Sul posto sono intervenuti i carabinieri di Matelica, Pioraco e Fiuminata con il comandante della Compagnia di Camerino, il capitano Angelo Faraca. Insieme ai militari, un’ambulanza del 118 e i vigili del fuoco di Camerino. Il 50enne è stato stabilizzato e portato all’ospedale di Camerino. Le sue condizioni all’inizio sembravano gravi, ma ora è fuori pericolo. Nei suoi confronti la Procura aveva disposto un fermo di indiziato di delitto e un mandato di cattura internazionale. Fino a ieri sera era piantonato in ospedale dai carabinieri della Compagnia di Camerino e dai colleghi del Reparto operativo con il comandante Massimiliano Mengasini, poi è stato dimesso e trasferito nel carcere di Montacuto in attesa di essere interrogato dal gip.
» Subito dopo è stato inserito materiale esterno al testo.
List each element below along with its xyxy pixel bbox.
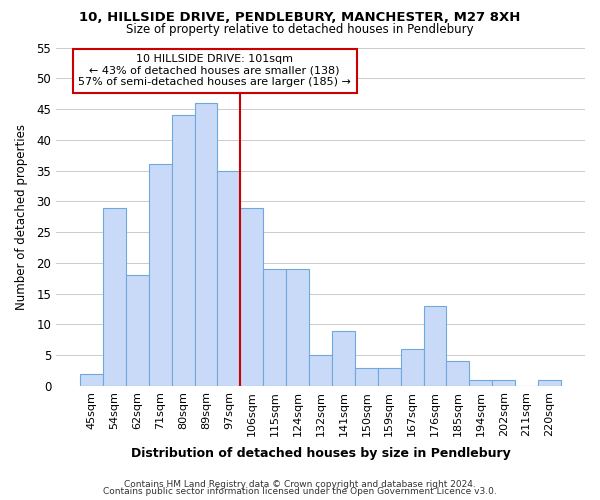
Text: Size of property relative to detached houses in Pendlebury: Size of property relative to detached ho… [126, 22, 474, 36]
Bar [355, 368, 378, 386]
Bar [149, 164, 172, 386]
Bar [332, 330, 355, 386]
X-axis label: Distribution of detached houses by size in Pendlebury: Distribution of detached houses by size … [131, 447, 511, 460]
Bar [401, 349, 424, 386]
Text: 10, HILLSIDE DRIVE, PENDLEBURY, MANCHESTER, M27 8XH: 10, HILLSIDE DRIVE, PENDLEBURY, MANCHEST… [79, 11, 521, 24]
Bar [194, 103, 217, 386]
Bar [378, 368, 401, 386]
Bar [80, 374, 103, 386]
Bar [492, 380, 515, 386]
Bar [217, 170, 241, 386]
Bar [309, 356, 332, 386]
Bar [469, 380, 492, 386]
Bar [286, 269, 309, 386]
Bar [241, 208, 263, 386]
Bar [172, 115, 194, 386]
Text: Contains HM Land Registry data © Crown copyright and database right 2024.: Contains HM Land Registry data © Crown c… [124, 480, 476, 489]
Bar [424, 306, 446, 386]
Bar [263, 269, 286, 386]
Y-axis label: Number of detached properties: Number of detached properties [15, 124, 28, 310]
Bar [538, 380, 561, 386]
Bar [446, 362, 469, 386]
Bar [126, 275, 149, 386]
Text: Contains public sector information licensed under the Open Government Licence v3: Contains public sector information licen… [103, 487, 497, 496]
Bar [103, 208, 126, 386]
Text: 10 HILLSIDE DRIVE: 101sqm
← 43% of detached houses are smaller (138)
57% of semi: 10 HILLSIDE DRIVE: 101sqm ← 43% of detac… [79, 54, 351, 88]
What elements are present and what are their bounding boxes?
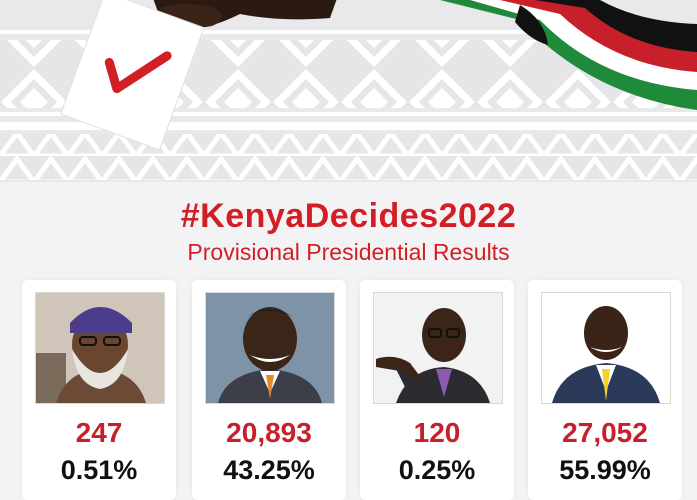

La Smart bianca è stata rinvenuta abbandonata poco distante: era coperta da frasche, forse per nasconderla. Intanto, le prime ammissioni del 50enne: è stato lui ad uccidere a sprangate la moglie, la stessa che gli ha creduto quando ha detto di essere cambiato, nonostante ad aprile fosse stato arrestato per aver tentato di aggredirla a colpi d’ascia, «tanto da frequentare insieme uno psichiatra per una terapia di coppia e da andare insieme in vacanza la scorsa estate – spiega l’avvocato del 50enne, Antonio Gagliardi -. Lei ha stracciato le carte della separazione e ritirato la querela per maltrattamenti permettendogli così di chiedere il patteggiamento e la sospensione della pena». (di Talita Frezzi)

 

Femminicidio di Pianello Vallesina, rinviato a giudizio Nazif Muslija (Rai News – 14 luglio 2026)
Il 22 settembre ad Ancona la prima udienza del processo nei confronti del 51enne che il 3 dicembre 2025 uccise la moglie Sadjide tentando poi la fuga
Inizierà il 22 settembre davanti alla Corte d’assise del Tribunale di Ancona il processo nei confronti di Nazif Muslija, il 51enne che lo scorso 3 dicembre uccise la moglie Sadjide nella loro casa di Pianello Vallesina, frazione di Monte Roberto. Il giudice per l’udienza preliminare ha rigettato la richiesta di perizia psichiatrica avanzata dalla difesa del macedone, che dopo il delitto fuggì prima di essere rintracciato dai carabinieri in una zona boschiva vicino a Matelica, nel Maceratese. I familiari della vittima si sono costituiti parte civile.
Secondo gli inquirenti, Nazif aggredì la moglie colpendola ripetutamente al volto e alla testa con un tubo metallico. Il pm contesta la premeditazione dell’omicidio: l’uomo, per l’accusa, avrebbe pianificato il delitto e la successiva latitanza, durata solo due giorni. L’indagato era stato arrestato pochi mesi prima per maltrattamenti nei confronti della coniuge.